Green Hydrogen in Morocco: A Project Finance and Infrastructure Perspective

por | Feb 6, 2026 | Perspectivas del sector

As global decarbonisation accelerates, green hydrogen is increasingly viewed as a critical solution for hard-to-abate sectors such as fertilisers, steel, refining, and synthetic fuels. In this context, Morocco is emerging as one of the most credible green hydrogen platforms globally, combining natural resource advantages with an increasingly investable infrastructure and regulatory framework.

Morocco benefits from some of the lowest renewable energy production costs worldwide.
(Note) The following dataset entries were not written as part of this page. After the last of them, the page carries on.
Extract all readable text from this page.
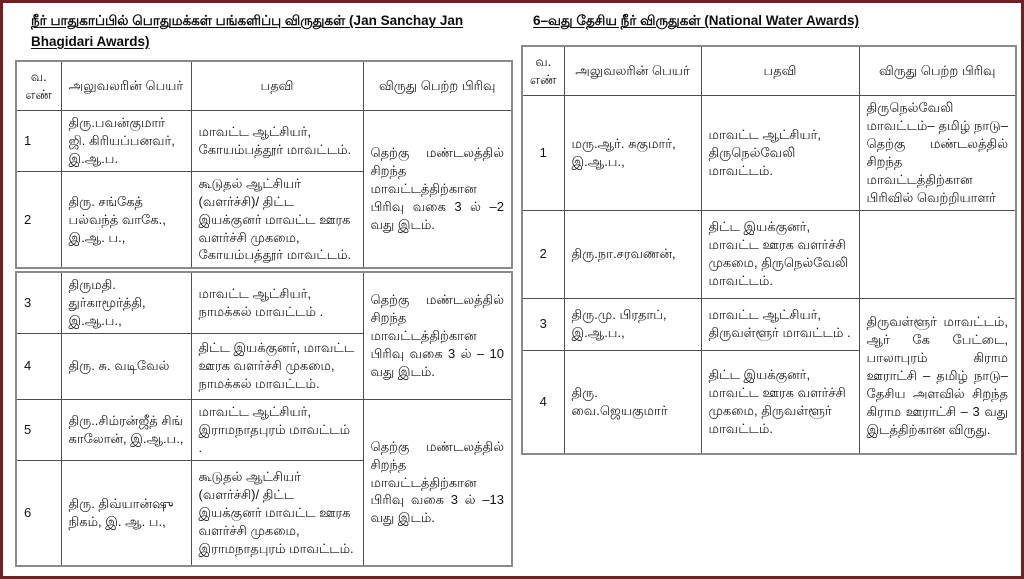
நீர் பாதுகாப்பில் பொதுமக்கள் பங்களிப்பு விருதுகள் (Jan Sanchay Jan Bhagidari Awards)
6–வது தேசிய நீர் விருதுகள் (National Water Awards)
வ. எண்	அலுவலரின் பெயர்	பதவி	விருது பெற்ற பிரிவு
1	திரு.பவன்குமார் ஜி. கிரியப்பனவர், இ.ஆ.ப.	மாவட்ட ஆட்சியர், கோயம்பத்தூர் மாவட்டம்.	தெற்கு மண்டலத்தில் சிறந்த மாவட்டத்திற்கான பிரிவு வகை 3 ல் –2 வது இடம்.
2	திரு. சங்கேத் பல்வந்த் வாகே., இ.ஆ. ப.,	கூடுதல் ஆட்சியர் (வளர்ச்சி)/ திட்ட இயக்குனர் மாவட்ட ஊரக வளர்ச்சி முகமை, கோயம்பத்தூர் மாவட்டம்.	
3	திருமதி. துர்காமூர்த்தி, இ.ஆ.ப.,	மாவட்ட ஆட்சியர், நாமக்கல் மாவட்டம் .	தெற்கு மண்டலத்தில் சிறந்த மாவட்டத்திற்கான பிரிவு வகை 3 ல் – 10 வது இடம்.
4	திரு. சு. வடிவேல்	திட்ட இயக்குனர், மாவட்ட ஊரக வளர்ச்சி முகமை, நாமக்கல் மாவட்டம்.	
5	திரு..சிம்ரன்ஜீத் சிங் காலோன், இ.ஆ.ப.,	மாவட்ட ஆட்சியர், இராமநாதபுரம் மாவட்டம் .	தெற்கு மண்டலத்தில் சிறந்த மாவட்டத்திற்கான பிரிவு வகை 3 ல் –13 வது இடம்.
6	திரு. திவ்யான்ஷு நிகம், இ. ஆ. ப.,	கூடுதல் ஆட்சியர் (வளர்ச்சி)/ திட்ட இயக்குனர் மாவட்ட ஊரக வளர்ச்சி முகமை, இராமநாதபுரம் மாவட்டம்.	
வ. எண்	அலுவலரின் பெயர்	பதவி	விருது பெற்ற பிரிவு
1	மரு.ஆர். சுகுமார், இ.ஆ.ப.,	மாவட்ட ஆட்சியர், திருநெல்வேலி மாவட்டம்.	திருநெல்வேலி மாவட்டம்– தமிழ் நாடு– தெற்கு மண்டலத்தில் சிறந்த மாவட்டத்திற்கான பிரிவில் வெற்றியாளர்
2	திரு.நா.சரவணன்,	திட்ட இயக்குனர், மாவட்ட ஊரக வளர்ச்சி முகமை, திருநெல்வேலி மாவட்டம்.	
3	திரு.மு. பிரதாப், இ.ஆ.ப.,	மாவட்ட ஆட்சியர், திருவள்ளூர் மாவட்டம் .	திருவள்ளூர் மாவட்டம், ஆர் கே பேட்டை, பாலாபுரம் கிராம ஊராட்சி – தமிழ் நாடு– தேசிய அளவில் சிறந்த கிராம ஊராட்சி – 3 வது இடத்திற்கான விருது.
4	திரு. வை.ஜெயகுமார்	திட்ட இயக்குனர், மாவட்ட ஊரக வளர்ச்சி முகமை, திருவள்ளூர் மாவட்டம்.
Solar irradiation exceeds 2,000 kWh/m²/year, while wind capacity factors in key regions regularly surpass 40%. This enables structurally competitive electricity costs, which remain the primary driver of green hydrogen economics.

Geography further strengthens the investment case. Located less than 15 km from Europe at the Strait of Gibraltar, Morocco is well-positioned to serve future EU demand as Europe accelerates its hydrogen import strategy under Fit for 55 and REPowerEU. Export routes via ammonia and e-fuels are already economically viable, with longer-term optionality for pipeline infrastructure.

The national hydrogen roadmap estimates demand of around 30 TWh by 2030, rising above 300 TWh by 2050, driven mainly by ammonia, industrial uses, and synthetic fuels. To support this ambition, the government has launched the “Morocco Offer”, allocating close to one million hectares of land for integrated renewable and green hydrogen projects, alongside fiscal incentives and streamlined permitting.

From an infrastructure standpoint, green hydrogen projects are capital-intensive and typically structured as multi-asset platforms combining renewable generation, electrolysis, desalination, storage, and export logistics. Long-term investment needs are estimated between EUR 13 billion and EUR 95 billion through 2050, implying a sustained role for project finance, infrastructure funds, export credit agencies, and development finance institutions.

Bankability hinges on several key factors: long-term offtake agreements (often export-oriented), dedicated low-cost renewable supply, phased development strategies, and blended finance structures to mitigate early-stage technology and market risks. Morocco’s track record in delivering large-scale renewable and transport infrastructure materially reduces execution risk relative to many emerging hydrogen markets.

Green hydrogen in Morocco is therefore not merely an energy transition narrative, but a long-duration infrastructure and industrial opportunity grounded in scalable assets and cross-border demand. For project finance professionals and infrastructure investors, it represents a market moving rapidly from ambition to execution.